Personal information
- Born: 6 June 2003 (age 23) Mumbai, Maharashtra, India

Sport
- Sport: Athletics
- Event: Sprints

Medal record
Women's athletics
Representing India
Asian Games
| Bronze medal – third place | 2026 Aichi–Nagoya | 200 m |

= Harita Bhadra =

Indian sprinter (born 2003)

Harita Bhadra (6 June 2003) is an Indian sprinter. She claimed a bronze medal for India in 200m at the 2026 Asian Games at Nagoya, Aichi Prefecture, Japan from 19 September to 4 October 2026. She also took part in the 4x100m relay event.

== Early life ==
Bhadra is from Maharashtra. She completed her BSc in sports science, coaching and physical education from Loughborough University in 2025. She trains at Jio Institute in Navi Mumbai.
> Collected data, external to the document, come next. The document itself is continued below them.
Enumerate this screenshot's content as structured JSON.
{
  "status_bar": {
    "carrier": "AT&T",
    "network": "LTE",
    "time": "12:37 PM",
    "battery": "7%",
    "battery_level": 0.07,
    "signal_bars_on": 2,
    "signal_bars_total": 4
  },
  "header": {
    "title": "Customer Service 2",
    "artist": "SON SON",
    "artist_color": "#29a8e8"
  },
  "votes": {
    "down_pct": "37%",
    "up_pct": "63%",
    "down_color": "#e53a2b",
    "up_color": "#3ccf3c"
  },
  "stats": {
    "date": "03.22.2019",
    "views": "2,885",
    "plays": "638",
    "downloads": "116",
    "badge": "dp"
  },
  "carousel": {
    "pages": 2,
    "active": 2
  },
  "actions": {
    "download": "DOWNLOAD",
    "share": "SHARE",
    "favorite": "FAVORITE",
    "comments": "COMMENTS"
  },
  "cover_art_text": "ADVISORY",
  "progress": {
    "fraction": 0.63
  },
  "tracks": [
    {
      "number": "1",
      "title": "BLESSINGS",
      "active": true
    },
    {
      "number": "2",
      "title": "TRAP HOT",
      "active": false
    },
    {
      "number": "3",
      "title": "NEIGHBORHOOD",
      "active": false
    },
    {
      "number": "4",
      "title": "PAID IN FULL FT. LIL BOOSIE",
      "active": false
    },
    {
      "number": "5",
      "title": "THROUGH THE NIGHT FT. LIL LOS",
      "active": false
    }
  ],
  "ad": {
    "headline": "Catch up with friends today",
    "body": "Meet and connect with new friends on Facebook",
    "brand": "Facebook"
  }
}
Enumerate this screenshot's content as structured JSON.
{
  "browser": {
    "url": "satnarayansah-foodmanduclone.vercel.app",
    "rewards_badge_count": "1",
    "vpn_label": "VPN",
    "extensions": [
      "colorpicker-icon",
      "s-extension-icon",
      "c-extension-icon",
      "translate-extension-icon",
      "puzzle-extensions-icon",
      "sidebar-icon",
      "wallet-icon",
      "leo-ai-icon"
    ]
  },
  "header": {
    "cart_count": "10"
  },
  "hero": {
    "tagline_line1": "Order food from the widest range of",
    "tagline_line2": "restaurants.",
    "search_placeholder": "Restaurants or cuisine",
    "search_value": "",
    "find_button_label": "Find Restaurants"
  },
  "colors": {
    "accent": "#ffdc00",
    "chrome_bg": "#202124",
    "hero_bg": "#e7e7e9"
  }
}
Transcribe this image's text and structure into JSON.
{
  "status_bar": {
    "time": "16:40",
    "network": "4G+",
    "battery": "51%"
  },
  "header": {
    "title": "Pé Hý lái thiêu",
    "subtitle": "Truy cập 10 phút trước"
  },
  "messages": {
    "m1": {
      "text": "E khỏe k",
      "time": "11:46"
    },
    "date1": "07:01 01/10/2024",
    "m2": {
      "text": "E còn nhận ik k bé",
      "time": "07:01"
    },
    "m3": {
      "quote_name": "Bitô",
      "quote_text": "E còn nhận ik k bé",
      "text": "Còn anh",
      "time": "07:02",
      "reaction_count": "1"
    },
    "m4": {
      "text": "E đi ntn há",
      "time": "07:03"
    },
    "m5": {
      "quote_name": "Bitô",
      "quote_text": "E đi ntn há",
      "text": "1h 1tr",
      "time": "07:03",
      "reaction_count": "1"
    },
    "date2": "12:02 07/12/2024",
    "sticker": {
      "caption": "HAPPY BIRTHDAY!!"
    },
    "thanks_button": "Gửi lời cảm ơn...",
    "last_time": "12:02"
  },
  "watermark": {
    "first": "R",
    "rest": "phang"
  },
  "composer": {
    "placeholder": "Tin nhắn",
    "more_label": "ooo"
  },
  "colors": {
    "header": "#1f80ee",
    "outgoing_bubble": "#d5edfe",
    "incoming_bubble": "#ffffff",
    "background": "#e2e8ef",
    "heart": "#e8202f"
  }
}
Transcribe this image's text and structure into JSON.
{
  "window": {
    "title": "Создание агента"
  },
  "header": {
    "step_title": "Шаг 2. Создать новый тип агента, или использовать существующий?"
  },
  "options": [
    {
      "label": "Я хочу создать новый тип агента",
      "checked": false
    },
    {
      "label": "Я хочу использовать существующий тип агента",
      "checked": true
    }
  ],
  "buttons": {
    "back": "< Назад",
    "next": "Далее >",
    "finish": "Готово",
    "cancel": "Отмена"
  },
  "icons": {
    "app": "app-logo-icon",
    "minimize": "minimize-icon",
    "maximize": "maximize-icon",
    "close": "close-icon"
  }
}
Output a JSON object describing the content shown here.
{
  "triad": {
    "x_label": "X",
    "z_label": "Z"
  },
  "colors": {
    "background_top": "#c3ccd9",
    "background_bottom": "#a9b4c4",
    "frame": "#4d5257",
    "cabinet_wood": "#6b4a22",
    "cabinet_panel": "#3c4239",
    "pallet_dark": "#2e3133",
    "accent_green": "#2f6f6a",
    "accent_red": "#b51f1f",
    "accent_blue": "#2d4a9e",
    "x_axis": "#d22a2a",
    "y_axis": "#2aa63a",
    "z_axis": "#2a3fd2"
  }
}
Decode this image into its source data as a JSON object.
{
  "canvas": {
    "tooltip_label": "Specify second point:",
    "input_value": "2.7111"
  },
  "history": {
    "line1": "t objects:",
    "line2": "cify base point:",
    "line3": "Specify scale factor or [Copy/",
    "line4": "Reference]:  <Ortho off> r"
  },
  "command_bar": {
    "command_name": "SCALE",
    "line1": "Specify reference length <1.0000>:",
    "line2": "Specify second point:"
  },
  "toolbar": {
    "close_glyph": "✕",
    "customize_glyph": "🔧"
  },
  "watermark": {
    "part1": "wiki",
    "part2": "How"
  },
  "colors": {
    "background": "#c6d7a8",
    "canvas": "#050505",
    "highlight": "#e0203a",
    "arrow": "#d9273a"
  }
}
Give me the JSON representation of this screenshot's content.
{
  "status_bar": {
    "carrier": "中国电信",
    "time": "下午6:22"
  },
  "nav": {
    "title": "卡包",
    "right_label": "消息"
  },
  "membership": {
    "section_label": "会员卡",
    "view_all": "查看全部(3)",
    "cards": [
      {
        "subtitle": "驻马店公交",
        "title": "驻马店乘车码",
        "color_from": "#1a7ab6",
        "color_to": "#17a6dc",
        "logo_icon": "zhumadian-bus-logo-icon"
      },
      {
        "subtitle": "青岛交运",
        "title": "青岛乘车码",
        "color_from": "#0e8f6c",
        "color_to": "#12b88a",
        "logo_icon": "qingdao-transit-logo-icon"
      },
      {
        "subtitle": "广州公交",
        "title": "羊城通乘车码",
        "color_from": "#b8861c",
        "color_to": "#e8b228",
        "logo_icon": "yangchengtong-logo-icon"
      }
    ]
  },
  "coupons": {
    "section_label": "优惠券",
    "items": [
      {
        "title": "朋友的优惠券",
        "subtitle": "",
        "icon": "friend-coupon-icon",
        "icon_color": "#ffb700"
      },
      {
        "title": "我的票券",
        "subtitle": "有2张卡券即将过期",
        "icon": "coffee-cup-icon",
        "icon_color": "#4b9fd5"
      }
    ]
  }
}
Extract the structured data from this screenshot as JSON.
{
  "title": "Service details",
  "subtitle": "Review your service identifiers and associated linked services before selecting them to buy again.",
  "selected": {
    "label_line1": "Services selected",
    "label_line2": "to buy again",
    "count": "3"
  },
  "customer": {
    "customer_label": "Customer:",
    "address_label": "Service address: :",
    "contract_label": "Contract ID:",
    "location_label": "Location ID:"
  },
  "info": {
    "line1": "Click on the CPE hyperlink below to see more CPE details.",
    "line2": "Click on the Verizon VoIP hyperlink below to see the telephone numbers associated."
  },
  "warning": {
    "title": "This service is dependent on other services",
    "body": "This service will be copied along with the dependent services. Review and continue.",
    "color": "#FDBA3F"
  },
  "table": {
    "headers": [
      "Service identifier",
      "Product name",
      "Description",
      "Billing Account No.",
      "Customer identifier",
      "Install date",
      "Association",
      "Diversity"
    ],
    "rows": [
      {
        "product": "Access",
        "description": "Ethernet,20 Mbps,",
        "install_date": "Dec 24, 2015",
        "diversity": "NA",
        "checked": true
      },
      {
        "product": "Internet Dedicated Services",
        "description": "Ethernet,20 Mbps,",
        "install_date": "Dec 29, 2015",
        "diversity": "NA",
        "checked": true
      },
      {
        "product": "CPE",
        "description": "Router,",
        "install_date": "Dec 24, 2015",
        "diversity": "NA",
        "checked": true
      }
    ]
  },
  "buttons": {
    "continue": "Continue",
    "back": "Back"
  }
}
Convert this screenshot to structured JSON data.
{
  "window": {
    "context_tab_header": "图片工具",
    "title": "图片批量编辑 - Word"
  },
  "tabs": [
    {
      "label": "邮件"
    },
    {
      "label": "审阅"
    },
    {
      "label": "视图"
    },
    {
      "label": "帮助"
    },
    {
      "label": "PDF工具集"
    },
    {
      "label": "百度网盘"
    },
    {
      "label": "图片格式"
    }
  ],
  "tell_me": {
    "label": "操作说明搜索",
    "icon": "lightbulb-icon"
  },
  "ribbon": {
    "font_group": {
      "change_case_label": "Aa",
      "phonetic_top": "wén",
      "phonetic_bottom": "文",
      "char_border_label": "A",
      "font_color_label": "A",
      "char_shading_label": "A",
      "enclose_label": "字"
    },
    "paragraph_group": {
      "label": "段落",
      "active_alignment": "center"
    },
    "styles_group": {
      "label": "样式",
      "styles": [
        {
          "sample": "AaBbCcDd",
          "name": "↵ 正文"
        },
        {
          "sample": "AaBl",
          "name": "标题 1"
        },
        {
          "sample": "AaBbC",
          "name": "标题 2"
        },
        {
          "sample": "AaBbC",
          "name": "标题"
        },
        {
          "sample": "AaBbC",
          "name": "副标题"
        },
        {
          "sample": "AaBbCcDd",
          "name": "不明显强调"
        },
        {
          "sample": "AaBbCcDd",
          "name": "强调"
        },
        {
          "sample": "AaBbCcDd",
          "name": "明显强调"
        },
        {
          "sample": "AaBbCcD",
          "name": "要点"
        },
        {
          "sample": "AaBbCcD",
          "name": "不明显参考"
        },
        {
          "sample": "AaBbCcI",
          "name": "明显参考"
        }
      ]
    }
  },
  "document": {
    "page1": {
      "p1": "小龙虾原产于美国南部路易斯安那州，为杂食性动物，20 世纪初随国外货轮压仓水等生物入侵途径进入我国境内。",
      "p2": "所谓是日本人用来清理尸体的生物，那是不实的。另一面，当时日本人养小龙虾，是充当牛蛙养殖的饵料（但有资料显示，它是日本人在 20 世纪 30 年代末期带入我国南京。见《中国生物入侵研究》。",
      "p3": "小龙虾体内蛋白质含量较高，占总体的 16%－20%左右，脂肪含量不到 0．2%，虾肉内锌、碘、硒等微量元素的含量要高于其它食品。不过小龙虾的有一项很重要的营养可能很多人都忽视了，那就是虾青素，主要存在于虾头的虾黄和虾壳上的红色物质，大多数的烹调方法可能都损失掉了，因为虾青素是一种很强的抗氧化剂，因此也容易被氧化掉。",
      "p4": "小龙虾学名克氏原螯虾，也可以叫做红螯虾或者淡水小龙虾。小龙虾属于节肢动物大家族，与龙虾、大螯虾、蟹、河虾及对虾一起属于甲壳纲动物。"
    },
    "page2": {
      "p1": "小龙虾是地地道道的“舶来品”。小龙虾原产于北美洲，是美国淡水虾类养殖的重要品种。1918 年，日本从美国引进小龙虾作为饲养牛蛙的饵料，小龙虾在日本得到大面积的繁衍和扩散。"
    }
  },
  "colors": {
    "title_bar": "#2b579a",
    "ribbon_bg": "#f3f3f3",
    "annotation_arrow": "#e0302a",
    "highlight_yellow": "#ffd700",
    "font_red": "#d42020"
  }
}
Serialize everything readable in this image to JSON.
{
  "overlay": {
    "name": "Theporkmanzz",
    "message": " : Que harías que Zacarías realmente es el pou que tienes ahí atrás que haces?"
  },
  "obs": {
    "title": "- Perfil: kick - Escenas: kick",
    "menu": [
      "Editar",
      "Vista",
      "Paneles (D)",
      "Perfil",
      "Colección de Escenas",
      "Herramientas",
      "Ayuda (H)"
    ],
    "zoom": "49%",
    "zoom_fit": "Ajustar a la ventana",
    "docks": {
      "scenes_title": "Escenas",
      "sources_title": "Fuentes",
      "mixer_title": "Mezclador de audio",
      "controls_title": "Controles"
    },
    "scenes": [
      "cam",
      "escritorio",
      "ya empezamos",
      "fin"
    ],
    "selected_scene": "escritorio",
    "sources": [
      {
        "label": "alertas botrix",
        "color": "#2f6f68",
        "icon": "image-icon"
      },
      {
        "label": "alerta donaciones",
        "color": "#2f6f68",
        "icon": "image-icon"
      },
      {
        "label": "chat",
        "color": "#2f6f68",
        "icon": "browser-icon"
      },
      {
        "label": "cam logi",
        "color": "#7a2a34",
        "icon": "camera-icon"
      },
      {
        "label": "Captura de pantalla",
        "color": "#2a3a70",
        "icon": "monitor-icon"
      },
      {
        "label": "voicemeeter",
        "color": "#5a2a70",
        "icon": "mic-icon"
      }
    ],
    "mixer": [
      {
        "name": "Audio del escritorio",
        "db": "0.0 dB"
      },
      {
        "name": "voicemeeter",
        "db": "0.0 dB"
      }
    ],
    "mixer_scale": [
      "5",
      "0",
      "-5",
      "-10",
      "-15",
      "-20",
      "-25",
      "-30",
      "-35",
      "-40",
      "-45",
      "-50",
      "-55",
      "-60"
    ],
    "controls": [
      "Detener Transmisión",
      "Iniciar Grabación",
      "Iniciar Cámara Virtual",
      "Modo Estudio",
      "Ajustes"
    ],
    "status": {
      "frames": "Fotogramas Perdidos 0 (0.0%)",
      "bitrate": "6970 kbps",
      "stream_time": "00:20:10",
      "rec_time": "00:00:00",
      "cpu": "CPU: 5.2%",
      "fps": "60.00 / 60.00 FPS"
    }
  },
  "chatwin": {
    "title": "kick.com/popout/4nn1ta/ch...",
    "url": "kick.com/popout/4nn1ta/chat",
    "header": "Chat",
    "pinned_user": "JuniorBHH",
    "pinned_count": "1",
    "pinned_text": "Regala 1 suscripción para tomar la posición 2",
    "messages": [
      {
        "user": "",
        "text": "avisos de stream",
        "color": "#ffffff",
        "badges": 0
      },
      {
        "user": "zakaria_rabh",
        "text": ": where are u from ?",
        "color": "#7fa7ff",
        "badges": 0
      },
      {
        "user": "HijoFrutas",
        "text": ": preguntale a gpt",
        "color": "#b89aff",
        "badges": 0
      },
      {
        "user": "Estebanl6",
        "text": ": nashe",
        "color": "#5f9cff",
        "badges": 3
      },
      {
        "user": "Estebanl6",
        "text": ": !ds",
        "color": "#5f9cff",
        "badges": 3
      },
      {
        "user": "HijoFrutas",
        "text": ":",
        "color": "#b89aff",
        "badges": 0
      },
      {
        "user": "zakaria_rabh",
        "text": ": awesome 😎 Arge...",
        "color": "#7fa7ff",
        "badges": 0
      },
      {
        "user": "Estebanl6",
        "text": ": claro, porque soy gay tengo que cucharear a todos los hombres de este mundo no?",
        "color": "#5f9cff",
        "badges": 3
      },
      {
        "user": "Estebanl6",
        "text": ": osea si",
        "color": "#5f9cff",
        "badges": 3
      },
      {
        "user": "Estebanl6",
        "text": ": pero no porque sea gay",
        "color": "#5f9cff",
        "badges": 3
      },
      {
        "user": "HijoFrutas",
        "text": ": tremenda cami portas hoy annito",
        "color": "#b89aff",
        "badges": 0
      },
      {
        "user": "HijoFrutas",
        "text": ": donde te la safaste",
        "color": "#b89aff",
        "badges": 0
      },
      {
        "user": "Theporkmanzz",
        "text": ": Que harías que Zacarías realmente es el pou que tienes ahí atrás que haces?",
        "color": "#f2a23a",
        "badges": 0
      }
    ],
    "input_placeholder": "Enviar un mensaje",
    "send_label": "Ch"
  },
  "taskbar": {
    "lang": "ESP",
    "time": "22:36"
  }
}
She is also a designer and makes hand made jewellery.

== Career ==
In June 2026, she registered India's fastest time in the last three years in the women's 200 metres clocking 23.14 seconds, as she won the 65th National Inter-State Senior Athletics Championships 2026 at Bhubaneswar and secured the Asian Games qualification. On 10 September 2026, she won the 100m final at the Indian Athletics Series final meet at New Delhi. She clocked 11.22 sec to set the second fastest Indian time in 100m. Her previous best of 11.46s came at World Athletics Silver Level Continental Tour meet in Bhubaneswar in August 2026. In 2026, she also won the 60m national indoor title clocking 7.32 seconds.